FastAPI backend that powers the ReadMe desktop app. It runs entirely on an Azure Linux VM (or any Linux host) and keeps parsing, TTS, annotations, and caching local to the machine.
- PDF/EPUB/TXT/DOCX ingestion with PyMuPDF, pdfplumber, ebooklib, and docx2txt.
- Structured chapter/paragraph JSON stored under
/var/readme_cache/books/<uuid>/text.json. - Coqui/TTS-based speech synthesis using the Tacotron2 DDC voice, with cached output in
/var/readme_tts. - SQLite metadata + annotations stored under
~/readme/db/readme.db. - REST API for the Electron client:
POST /api/books/import– upload a document and receive structured text + metadata.GET /api/books/GET /api/books/{book_id}– list books or fetch structure for one.POST /api/books/{book_id}/progress– persist reader location.POST /api/tts/GET /api/audio/{filename}– create and stream audio.POST /api/annotate/GET /api/annotations/{book_id}– manage notes.
python3 -m venv .venv
source .venv/bin/activate
pip install --upgrade pip
pip install -r requirements.txtThe directories defined in app/config.py are created on import, so ensure the user running the service has permissions to /var/readme_cache and /var/readme_tts.

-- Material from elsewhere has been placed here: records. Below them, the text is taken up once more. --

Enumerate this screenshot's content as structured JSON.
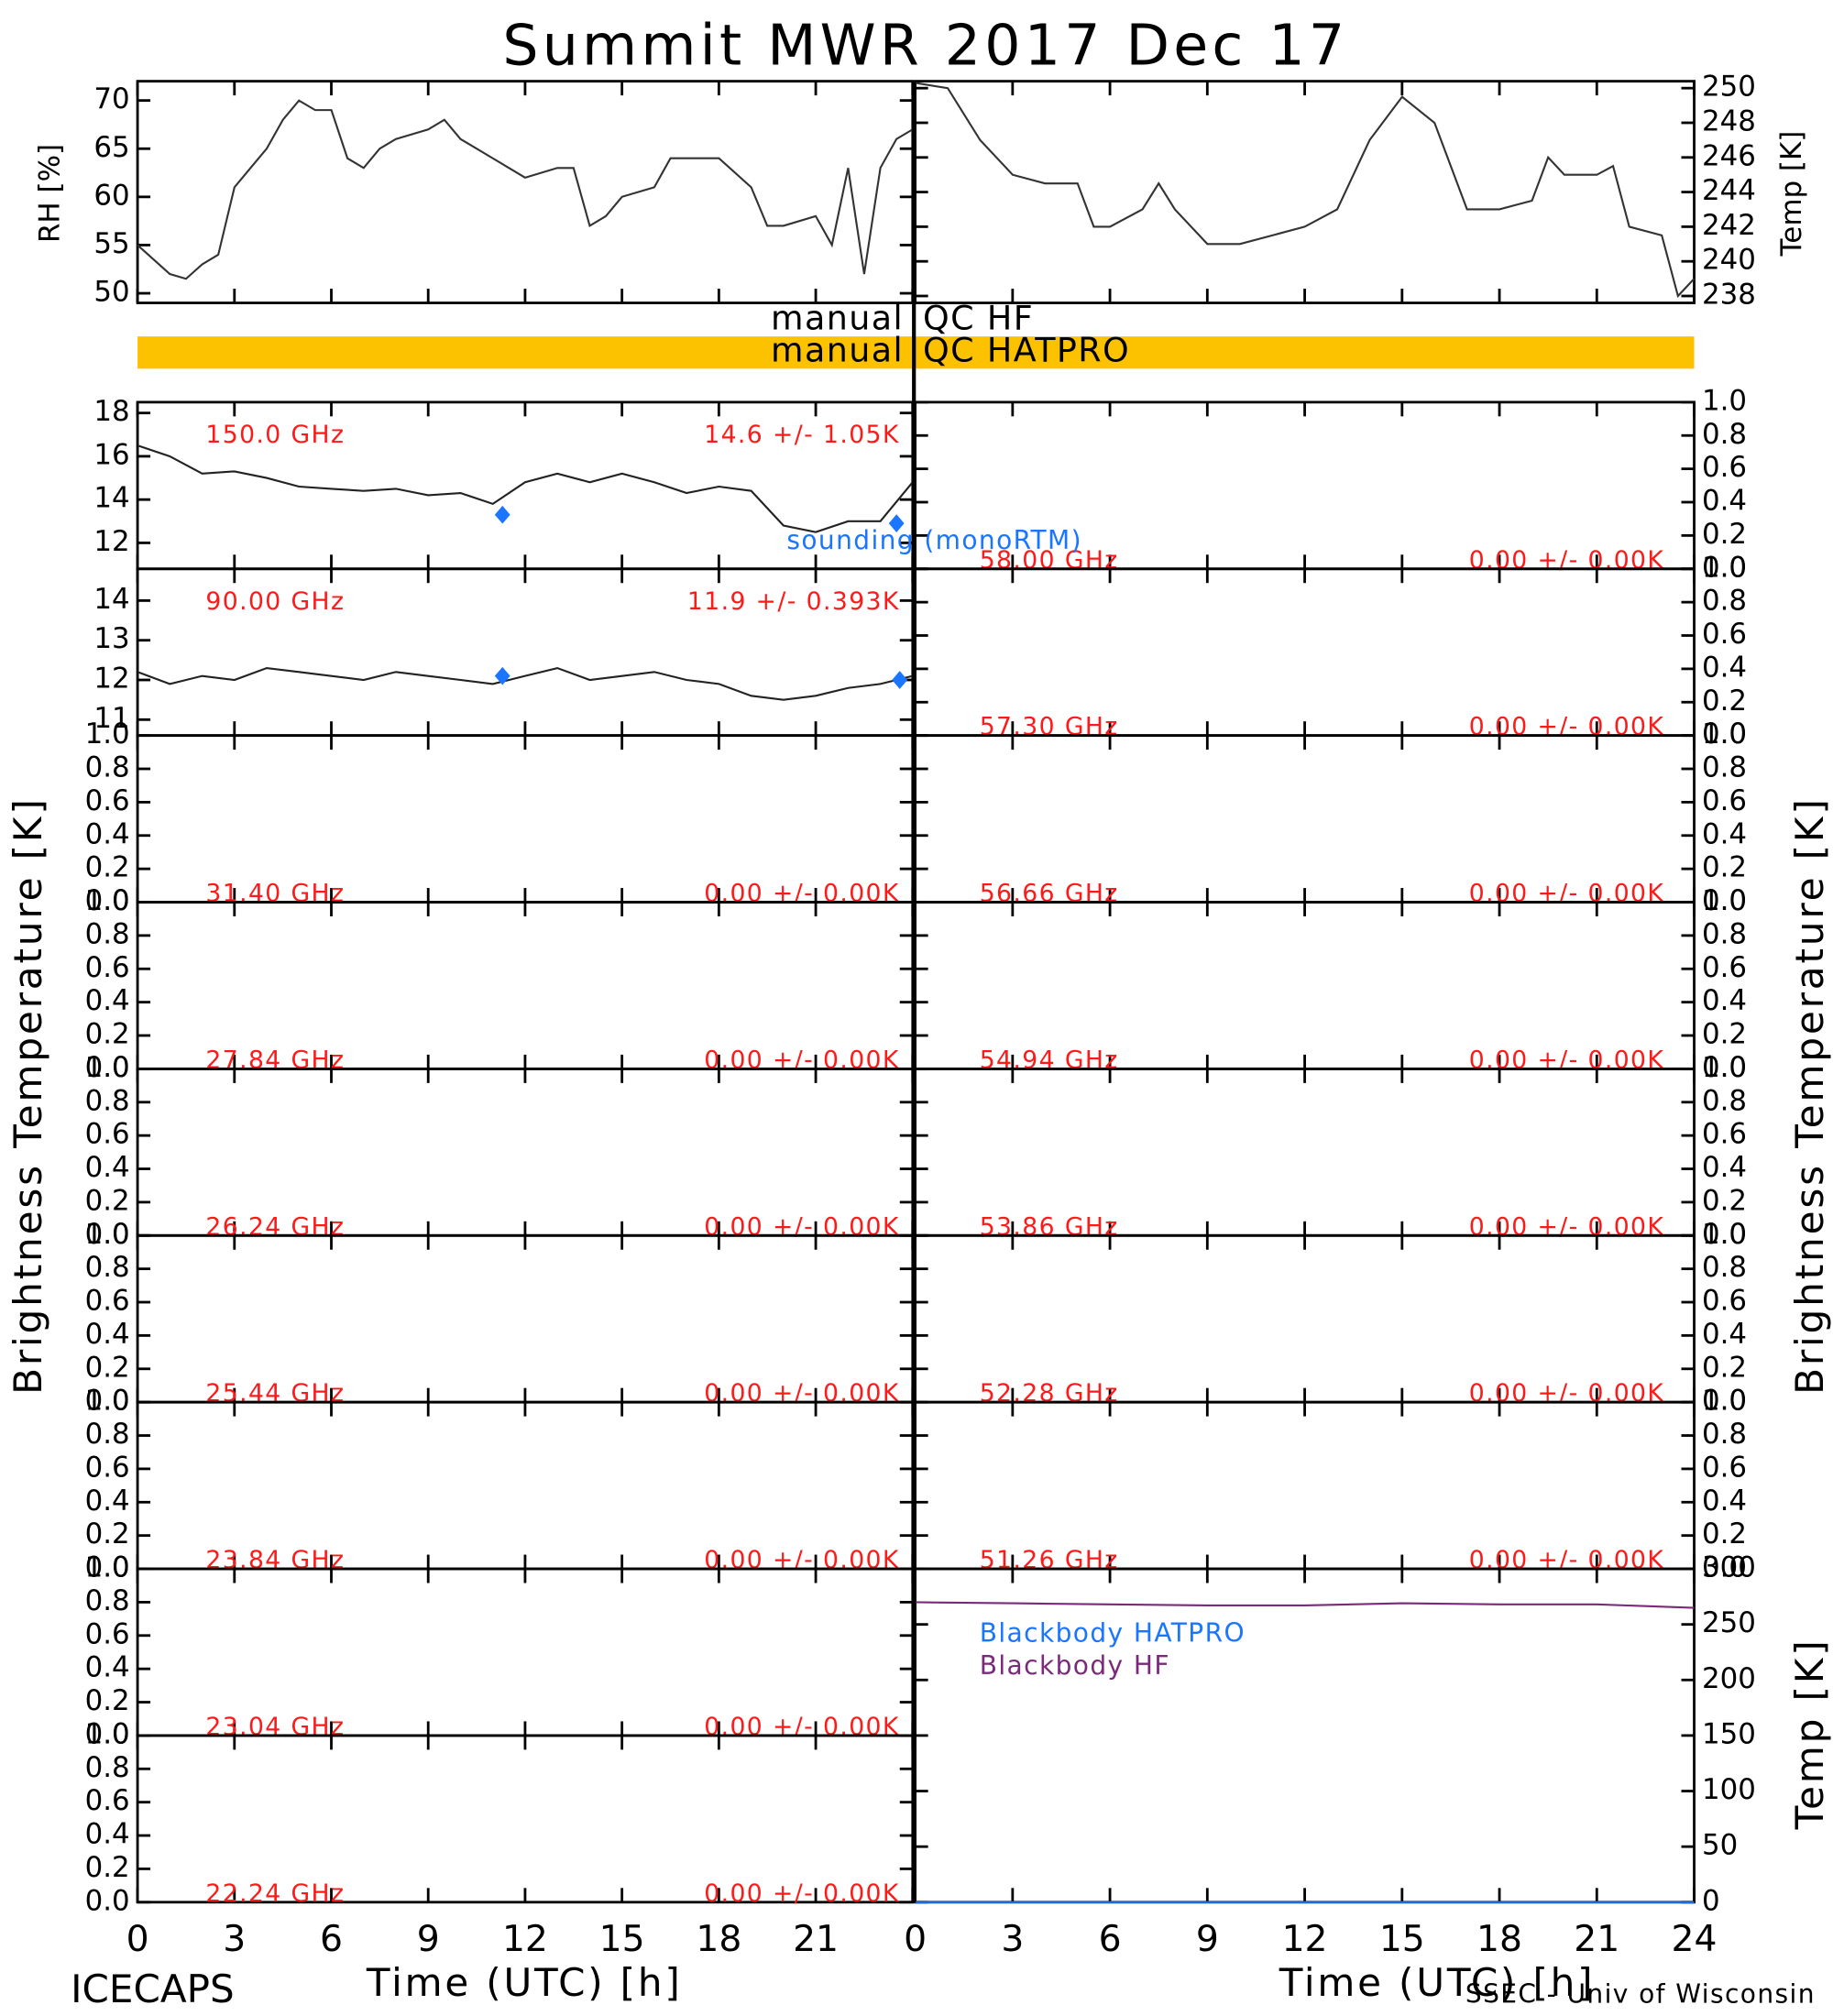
{
  "title": "Summit MWR 2017 Dec 17",
  "footer_left": "ICECAPS",
  "footer_right": "SSEC - Univ of Wisconsin",
  "time_axis": {
    "label": "Time (UTC) [h]",
    "xlim": [
      0,
      24
    ],
    "xticks": [
      0,
      3,
      6,
      9,
      12,
      15,
      18,
      21,
      24
    ]
  },
  "qc": [
    {
      "left": "manual",
      "right": "QC HF",
      "bar": false,
      "color": "#fcc200"
    },
    {
      "left": "manual",
      "right": "QC HATPRO",
      "bar": true,
      "color": "#fcc200"
    }
  ],
  "tb_label": "Brightness Temperature [K]",
  "unit_ylim": [
    0,
    1
  ],
  "unit_ticks": [
    {
      "value": 0,
      "label": "0.0"
    },
    {
      "value": 0.2,
      "label": "0.2"
    },
    {
      "value": 0.4,
      "label": "0.4"
    },
    {
      "value": 0.6,
      "label": "0.6"
    },
    {
      "value": 0.8,
      "label": "0.8"
    },
    {
      "value": 1,
      "label": "1.0"
    }
  ],
  "chart_data": [
    {
      "type": "line",
      "ylabel": "RH [%]",
      "ylim": [
        49,
        72
      ],
      "yticks": [
        50,
        55,
        60,
        65,
        70
      ],
      "color": "#333333",
      "x": [
        0,
        1,
        1.5,
        2,
        2.5,
        3,
        3.5,
        4,
        4.5,
        5,
        5.5,
        6,
        6.5,
        7,
        7.5,
        8,
        9,
        9.5,
        10,
        11,
        12,
        13,
        13.5,
        14,
        14.5,
        15,
        16,
        16.5,
        17,
        18,
        19,
        19.5,
        20,
        21,
        21.5,
        22,
        22.5,
        23,
        23.5,
        24
      ],
      "values": [
        55,
        52,
        51.5,
        53,
        54,
        61,
        63,
        65,
        68,
        70,
        69,
        69,
        64,
        63,
        65,
        66,
        67,
        68,
        66,
        64,
        62,
        63,
        63,
        57,
        58,
        60,
        61,
        64,
        64,
        64,
        61,
        57,
        57,
        58,
        55,
        63,
        52,
        63,
        66,
        67
      ]
    },
    {
      "type": "line",
      "ylabel": "Temp [K]",
      "ylim": [
        237.6,
        250.4
      ],
      "yticks": [
        238,
        240,
        242,
        244,
        246,
        248,
        250
      ],
      "color": "#333333",
      "x": [
        0,
        1,
        2,
        3,
        4,
        5,
        5.5,
        6,
        7,
        7.5,
        8,
        9,
        10,
        11,
        12,
        13,
        14,
        15,
        16,
        17,
        18,
        19,
        19.5,
        20,
        21,
        21.5,
        22,
        23,
        23.5,
        24
      ],
      "values": [
        250.3,
        250,
        247,
        245,
        244.5,
        244.5,
        242,
        242,
        243,
        244.5,
        243,
        241,
        241,
        241.5,
        242,
        243,
        247,
        249.5,
        248,
        243,
        243,
        243.5,
        246,
        245,
        245,
        245.5,
        242,
        241.5,
        238,
        239
      ]
    },
    {
      "type": "line",
      "label": "150.0 GHz",
      "stats": "14.6 +/-  1.05K",
      "ylim": [
        10.8,
        18.5
      ],
      "yticks": [
        12,
        14,
        16,
        18
      ],
      "color": "#222222",
      "x": [
        0,
        1,
        2,
        3,
        4,
        5,
        6,
        7,
        8,
        9,
        10,
        11,
        12,
        13,
        14,
        15,
        16,
        17,
        18,
        19,
        20,
        21,
        22,
        23,
        24
      ],
      "values": [
        16.5,
        16,
        15.2,
        15.3,
        15,
        14.6,
        14.5,
        14.4,
        14.5,
        14.2,
        14.3,
        13.8,
        14.8,
        15.2,
        14.8,
        15.2,
        14.8,
        14.3,
        14.6,
        14.4,
        12.8,
        12.5,
        13,
        13,
        14.8
      ],
      "sounding": {
        "name": "sounding (monoRTM)",
        "color": "#1a75ff",
        "x": [
          11.3,
          23.5
        ],
        "values": [
          13.3,
          12.9
        ]
      }
    },
    {
      "type": "line",
      "label": "90.00 GHz",
      "stats": "11.9 +/- 0.393K",
      "ylim": [
        10.6,
        14.8
      ],
      "yticks": [
        11,
        12,
        13,
        14
      ],
      "color": "#222222",
      "x": [
        0,
        1,
        2,
        3,
        4,
        5,
        6,
        7,
        8,
        9,
        10,
        11,
        12,
        13,
        14,
        15,
        16,
        17,
        18,
        19,
        20,
        21,
        22,
        23,
        24
      ],
      "values": [
        12.2,
        11.9,
        12.1,
        12.0,
        12.3,
        12.2,
        12.1,
        12.0,
        12.2,
        12.1,
        12.0,
        11.9,
        12.1,
        12.3,
        12.0,
        12.1,
        12.2,
        12.0,
        11.9,
        11.6,
        11.5,
        11.6,
        11.8,
        11.9,
        12.1
      ],
      "sounding": {
        "name": "sounding (monoRTM)",
        "color": "#1a75ff",
        "x": [
          11.3,
          23.6
        ],
        "values": [
          12.1,
          12.0
        ]
      }
    },
    {
      "type": "line",
      "label": "31.40 GHz",
      "stats": "0.00 +/- 0.00K"
    },
    {
      "type": "line",
      "label": "27.84 GHz",
      "stats": "0.00 +/- 0.00K"
    },
    {
      "type": "line",
      "label": "26.24 GHz",
      "stats": "0.00 +/- 0.00K"
    },
    {
      "type": "line",
      "label": "25.44 GHz",
      "stats": "0.00 +/- 0.00K"
    },
    {
      "type": "line",
      "label": "23.84 GHz",
      "stats": "0.00 +/- 0.00K"
    },
    {
      "type": "line",
      "label": "23.04 GHz",
      "stats": "0.00 +/- 0.00K"
    },
    {
      "type": "line",
      "label": "22.24 GHz",
      "stats": "0.00 +/- 0.00K"
    },
    {
      "type": "line",
      "label": "58.00 GHz",
      "stats": "0.00 +/- 0.00K"
    },
    {
      "type": "line",
      "label": "57.30 GHz",
      "stats": "0.00 +/- 0.00K"
    },
    {
      "type": "line",
      "label": "56.66 GHz",
      "stats": "0.00 +/- 0.00K"
    },
    {
      "type": "line",
      "label": "54.94 GHz",
      "stats": "0.00 +/- 0.00K"
    },
    {
      "type": "line",
      "label": "53.86 GHz",
      "stats": "0.00 +/- 0.00K"
    },
    {
      "type": "line",
      "label": "52.28 GHz",
      "stats": "0.00 +/- 0.00K"
    },
    {
      "type": "line",
      "label": "51.26 GHz",
      "stats": "0.00 +/- 0.00K"
    },
    {
      "type": "line",
      "ylabel": "Temp [K]",
      "ylim": [
        0,
        300
      ],
      "yticks": [
        0,
        50,
        100,
        150,
        200,
        250,
        300
      ],
      "series": [
        {
          "name": "Blackbody HATPRO",
          "color": "#1a75ff",
          "x": [
            0,
            24
          ],
          "values": [
            0,
            0
          ]
        },
        {
          "name": "Blackbody HF",
          "color": "#7b2a7b",
          "x": [
            0,
            3,
            6,
            9,
            12,
            15,
            18,
            21,
            24
          ],
          "values": [
            270,
            269,
            268,
            267,
            267,
            269,
            268,
            268,
            265
          ]
        }
      ]
    }
  ]
}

uvicorn app.main:app --host 0.0.0.0 --port 5000On Azure, wrap the process with systemd (not yet committed here) so it auto-starts on boot and recovers on failure.

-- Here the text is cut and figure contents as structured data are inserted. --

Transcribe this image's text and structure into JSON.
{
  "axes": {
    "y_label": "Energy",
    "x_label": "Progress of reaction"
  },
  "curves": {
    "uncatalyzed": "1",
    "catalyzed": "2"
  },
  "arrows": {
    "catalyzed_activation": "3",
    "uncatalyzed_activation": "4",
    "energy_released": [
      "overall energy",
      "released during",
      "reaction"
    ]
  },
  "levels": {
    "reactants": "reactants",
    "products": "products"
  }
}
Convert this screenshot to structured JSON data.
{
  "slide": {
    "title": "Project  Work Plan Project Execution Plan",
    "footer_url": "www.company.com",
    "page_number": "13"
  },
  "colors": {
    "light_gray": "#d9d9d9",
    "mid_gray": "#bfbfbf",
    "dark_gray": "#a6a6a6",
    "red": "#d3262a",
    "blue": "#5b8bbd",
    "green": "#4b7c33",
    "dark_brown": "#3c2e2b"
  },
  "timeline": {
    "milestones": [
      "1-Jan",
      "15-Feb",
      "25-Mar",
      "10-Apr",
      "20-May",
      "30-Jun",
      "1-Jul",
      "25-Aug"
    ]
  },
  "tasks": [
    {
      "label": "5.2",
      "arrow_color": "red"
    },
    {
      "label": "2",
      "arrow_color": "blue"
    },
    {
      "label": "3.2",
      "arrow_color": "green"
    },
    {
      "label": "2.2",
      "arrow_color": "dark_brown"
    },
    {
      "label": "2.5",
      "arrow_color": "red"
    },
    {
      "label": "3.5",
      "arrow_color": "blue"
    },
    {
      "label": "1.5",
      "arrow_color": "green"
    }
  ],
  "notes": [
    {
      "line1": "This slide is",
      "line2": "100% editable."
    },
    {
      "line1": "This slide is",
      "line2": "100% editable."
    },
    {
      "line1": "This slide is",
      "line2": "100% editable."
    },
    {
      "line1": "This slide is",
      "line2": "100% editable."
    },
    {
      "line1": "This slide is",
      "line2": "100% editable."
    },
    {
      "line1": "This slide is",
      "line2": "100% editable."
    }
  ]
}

All settings can be overridden via environment variables prefixed with README_. For example:
export README_STORAGE_ROOT=/data/readme_cache
export README_TTS_ROOT=/data/readme_tts
export README_DB_PATH=/data/readme.db
export README_COQUI_MODEL=tts_models/en/ljspeech/tacotron2-DDC
export README_COQUI_API_URL=http://localhost:5002/api/tts
export README_COQUI_API_TIMEOUT=60- Uploads are limited to the extensions in
SUPPORTED_EXTENSIONSinsideapp/api/routes/books.py. - Keep payload sizes under ~200 MB per the PRD to avoid OOM during ingestion.
- Use
/api/audio/{filename}to stream generated WAVs after calling/api/tts.
Set README_COQUI_API_URL when you want Coqui to run in a separate container (instead of importing the Python package in-process). When configured, the backend POSTs {"text": "..."} to that URL and expects JSON containing either an audio_path, an audio_base64 field, or an audio_url. If the container writes directly into /var/readme_tts, just share the volume with the backend and return the absolute audio_path. Otherwise return audio_base64 so the backend can persist the WAV locally.
Example Coqui container (replace the image/tag if you maintain your own):
docker pull ghcr.io/coqui-ai/tts-cpu
docker run --rm -p 5002:5002 \
-v /var/readme_tts:/var/readme_tts \
ghcr.io/coqui-ai/tts-cpu \
tts-server --model_name tts_models/en/ljspeech/tacotron2-DDC --use_cuda 0With the container running you can point the backend at it:
export README_COQUI_API_URL=http://localhost:5002/api/tts
uvicorn app.main:app --host 0.0.0.0 --port 5000- Add real chapter detection + cover extraction during ingestion.
- Implement the summarization endpoint (
/api/summarize) when local models are finalized. - Wire up authentication + bearer tokens if the VM ever exposes the API directly.